Décidé à changer de vie, il intègre Digicorp, une étrange société spécialisée dans le renseignement industriel. Sa nouvelle fonction est autrement plus excitante : il doit espionner, s'infiltrer chez la concurrence, saisir des informations stratégiques et les rapporter à son patron, Finster.
Sa rencontre avec la très belle et très mystérieuse Rita va pourtant semer le trouble dans sa nouvelle existence. La jeune femme lui révèle qu'il serait la victime d'une machination qui a pour but de lui laver le cerveau. Morgan se trouve bientôt pris au coeur d'un engrenage : fiction ou réalité ?
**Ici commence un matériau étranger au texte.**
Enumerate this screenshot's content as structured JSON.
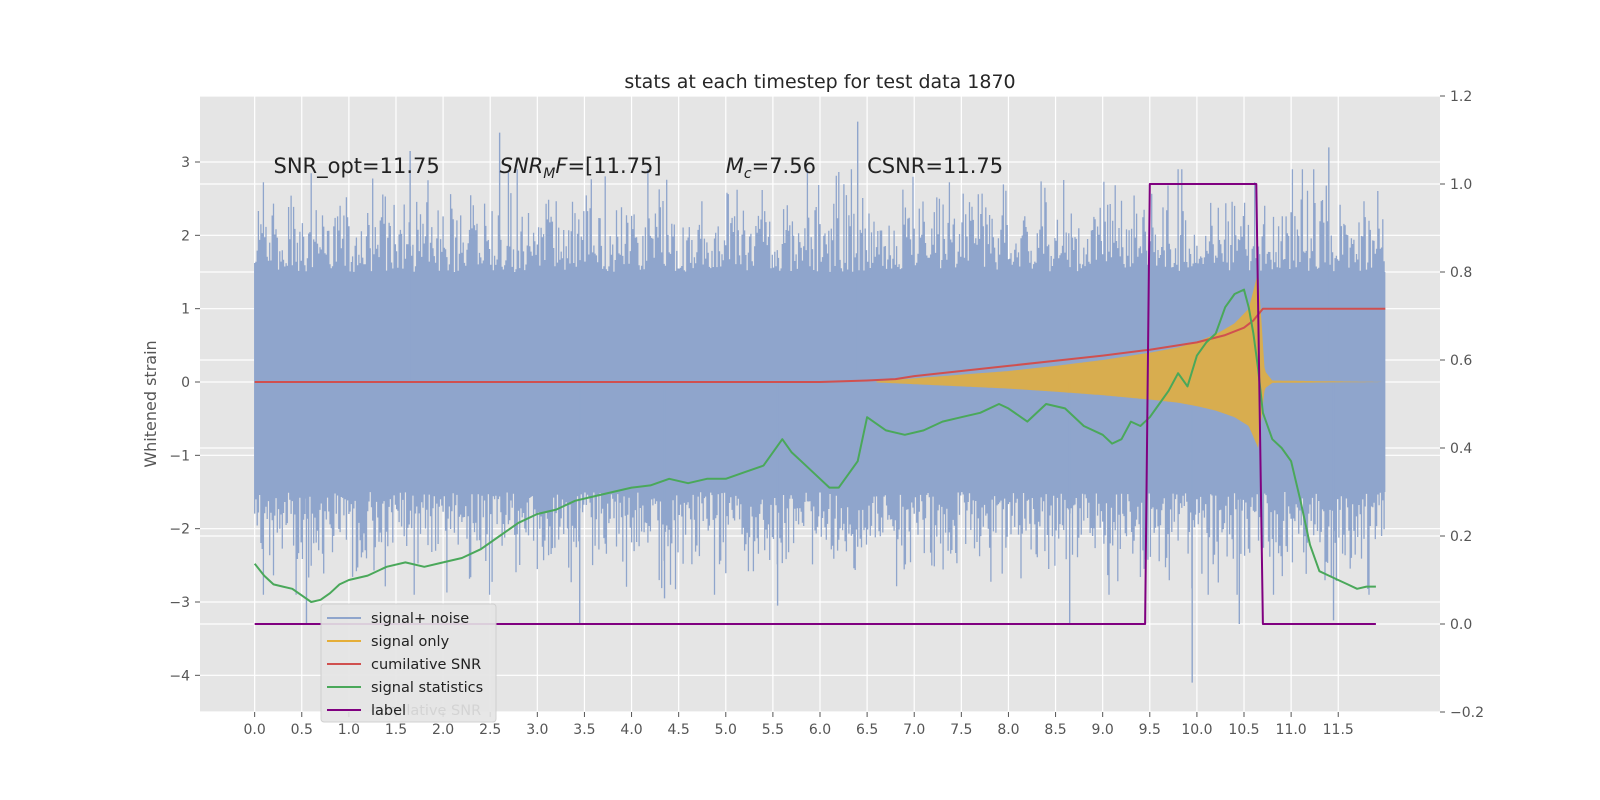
{
  "chart_data": {
    "type": "line",
    "title": "stats at each timestep for test data 1870",
    "ylabel": "Whitened strain",
    "xlim": [
      -0.58,
      12.58
    ],
    "ylim": [
      -4.5,
      3.9
    ],
    "y2lim": [
      -0.2,
      1.2
    ],
    "x_ticks": [
      0.0,
      0.5,
      1.0,
      1.5,
      2.0,
      2.5,
      3.0,
      3.5,
      4.0,
      4.5,
      5.0,
      5.5,
      6.0,
      6.5,
      7.0,
      7.5,
      8.0,
      8.5,
      9.0,
      9.5,
      10.0,
      10.5,
      11.0,
      11.5
    ],
    "x_tick_labels": [
      "0.0",
      "0.5",
      "1.0",
      "1.5",
      "2.0",
      "2.5",
      "3.0",
      "3.5",
      "4.0",
      "4.5",
      "5.0",
      "5.5",
      "6.0",
      "6.5",
      "7.0",
      "7.5",
      "8.0",
      "8.5",
      "9.0",
      "9.5",
      "10.0",
      "10.5",
      "11.0",
      "11.5"
    ],
    "y_ticks": [
      -4,
      -3,
      -2,
      -1,
      0,
      1,
      2,
      3
    ],
    "y_tick_labels": [
      "−4",
      "−3",
      "−2",
      "−1",
      "0",
      "1",
      "2",
      "3"
    ],
    "y2_ticks": [
      -0.2,
      0.0,
      0.2,
      0.4,
      0.6,
      0.8,
      1.0,
      1.2
    ],
    "y2_tick_labels": [
      "−0.2",
      "0.0",
      "0.2",
      "0.4",
      "0.6",
      "0.8",
      "1.0",
      "1.2"
    ],
    "grid": true,
    "legend_position": "lower-left",
    "annotations": [
      {
        "label": "SNR_opt=11.75",
        "x": 0.2,
        "y": 2.85
      },
      {
        "label": "SNR_MF=[11.75]",
        "x": 2.6,
        "y": 2.85
      },
      {
        "label": "M_c=7.56",
        "x": 5.0,
        "y": 2.85
      },
      {
        "label": "CSNR=11.75",
        "x": 6.5,
        "y": 2.85
      }
    ],
    "annotation_parts": [
      [
        {
          "t": "SNR_opt=11.75",
          "style": "normal"
        }
      ],
      [
        {
          "t": "SNR",
          "style": "italic"
        },
        {
          "t": "M",
          "style": "italic-sub"
        },
        {
          "t": "F",
          "style": "italic"
        },
        {
          "t": "=[11.75]",
          "style": "normal"
        }
      ],
      [
        {
          "t": "M",
          "style": "italic"
        },
        {
          "t": "c",
          "style": "italic-sub"
        },
        {
          "t": "=7.56",
          "style": "normal"
        }
      ],
      [
        {
          "t": "CSNR=11.75",
          "style": "normal"
        }
      ]
    ],
    "series": [
      {
        "name": "signal+ noise",
        "color": "#8fa5cc",
        "axis": "left",
        "style": "noise",
        "x_range": [
          0.0,
          12.0
        ],
        "band": [
          -1.5,
          1.5
        ],
        "spike_max": [
          -4.1,
          3.55
        ],
        "notable_spikes": [
          {
            "x": 6.4,
            "y": 3.55
          },
          {
            "x": 2.6,
            "y": 3.4
          },
          {
            "x": 11.4,
            "y": 3.2
          },
          {
            "x": 1.65,
            "y": 3.15
          },
          {
            "x": 3.45,
            "y": -3.3
          },
          {
            "x": 9.95,
            "y": -4.1
          },
          {
            "x": 5.55,
            "y": -3.05
          },
          {
            "x": 8.65,
            "y": -3.3
          },
          {
            "x": 10.45,
            "y": -3.3
          },
          {
            "x": 11.45,
            "y": -3.25
          },
          {
            "x": 4.35,
            "y": -2.95
          },
          {
            "x": 0.55,
            "y": -3.3
          }
        ]
      },
      {
        "name": "signal only",
        "color": "#e5ae38",
        "axis": "left",
        "style": "chirp",
        "x": [
          6.6,
          7.0,
          7.5,
          8.0,
          8.5,
          9.0,
          9.5,
          9.8,
          10.0,
          10.2,
          10.4,
          10.55,
          10.65,
          10.72,
          10.8,
          12.0
        ],
        "envelope": [
          0.01,
          0.05,
          0.1,
          0.15,
          0.22,
          0.3,
          0.4,
          0.47,
          0.55,
          0.65,
          0.8,
          1.0,
          1.5,
          0.15,
          0.02,
          0.0
        ]
      },
      {
        "name": "cumilative SNR",
        "color": "#d0504f",
        "axis": "left",
        "x": [
          0.0,
          6.0,
          6.5,
          6.8,
          7.0,
          7.5,
          8.0,
          8.5,
          9.0,
          9.5,
          10.0,
          10.3,
          10.5,
          10.6,
          10.7,
          12.0
        ],
        "values": [
          0.0,
          0.0,
          0.02,
          0.04,
          0.08,
          0.15,
          0.22,
          0.29,
          0.36,
          0.44,
          0.54,
          0.64,
          0.74,
          0.84,
          1.0,
          1.0
        ]
      },
      {
        "name": "signal statistics",
        "color": "#4aa85a",
        "axis": "right",
        "x": [
          0.0,
          0.1,
          0.2,
          0.3,
          0.4,
          0.5,
          0.6,
          0.7,
          0.8,
          0.9,
          1.0,
          1.2,
          1.4,
          1.6,
          1.8,
          2.0,
          2.2,
          2.4,
          2.6,
          2.8,
          3.0,
          3.2,
          3.4,
          3.6,
          3.8,
          4.0,
          4.2,
          4.4,
          4.6,
          4.8,
          5.0,
          5.2,
          5.4,
          5.6,
          5.7,
          5.8,
          6.0,
          6.1,
          6.2,
          6.4,
          6.5,
          6.7,
          6.9,
          7.1,
          7.3,
          7.5,
          7.7,
          7.9,
          8.0,
          8.2,
          8.4,
          8.6,
          8.8,
          9.0,
          9.1,
          9.2,
          9.3,
          9.4,
          9.5,
          9.6,
          9.7,
          9.8,
          9.9,
          10.0,
          10.1,
          10.2,
          10.3,
          10.4,
          10.5,
          10.55,
          10.6,
          10.65,
          10.7,
          10.8,
          10.9,
          11.0,
          11.1,
          11.2,
          11.3,
          11.4,
          11.5,
          11.6,
          11.7,
          11.8,
          11.9
        ],
        "values": [
          0.137,
          0.11,
          0.09,
          0.085,
          0.08,
          0.065,
          0.05,
          0.055,
          0.07,
          0.09,
          0.1,
          0.11,
          0.13,
          0.14,
          0.13,
          0.14,
          0.15,
          0.17,
          0.2,
          0.23,
          0.25,
          0.26,
          0.28,
          0.29,
          0.3,
          0.31,
          0.315,
          0.33,
          0.32,
          0.33,
          0.33,
          0.345,
          0.36,
          0.42,
          0.39,
          0.37,
          0.33,
          0.31,
          0.31,
          0.37,
          0.47,
          0.44,
          0.43,
          0.44,
          0.46,
          0.47,
          0.48,
          0.5,
          0.49,
          0.46,
          0.5,
          0.49,
          0.45,
          0.43,
          0.41,
          0.42,
          0.46,
          0.45,
          0.47,
          0.5,
          0.53,
          0.57,
          0.54,
          0.61,
          0.64,
          0.66,
          0.72,
          0.75,
          0.76,
          0.72,
          0.66,
          0.58,
          0.48,
          0.42,
          0.4,
          0.37,
          0.28,
          0.18,
          0.12,
          0.11,
          0.1,
          0.09,
          0.08,
          0.085,
          0.085
        ]
      },
      {
        "name": "label",
        "color": "#800080",
        "axis": "right",
        "x": [
          0.0,
          9.45,
          9.5,
          10.63,
          10.7,
          11.9
        ],
        "values": [
          0.0,
          0.0,
          1.0,
          1.0,
          0.0,
          0.0
        ]
      }
    ],
    "legend": [
      "signal+ noise",
      "signal only",
      "cumilative SNR",
      "signal statistics",
      "label"
    ],
    "legend_ghost_text": "cumilative SNR"
  }
}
Glacial, malin et pervers, Cypher campe alors sur ses bases sophistiquées, où même les objets les plus banals du quotidien deviennent des totems SF sous une pluie de lumières bleutées et de cadrages serrés.
Pour le deuxième film du réalisateur de Cube, l'atmosphère a peu changé. Le scénario reste aussi complexe. C'est très bien, mais peut être un tout petit peu de manque de rythme. Longue à ce réalisateur.
Ceux qui avaient aimé « cube », le premier succès de vincenzo natali, ne seront pas dépaysés avec « cypher » avec une ambiance générale similaire et la dose nécessaire de parano. Les acteurs sont bien impliqués dans le film et lucy liu surprend dans un registre où on ne l’attendait pas forcément.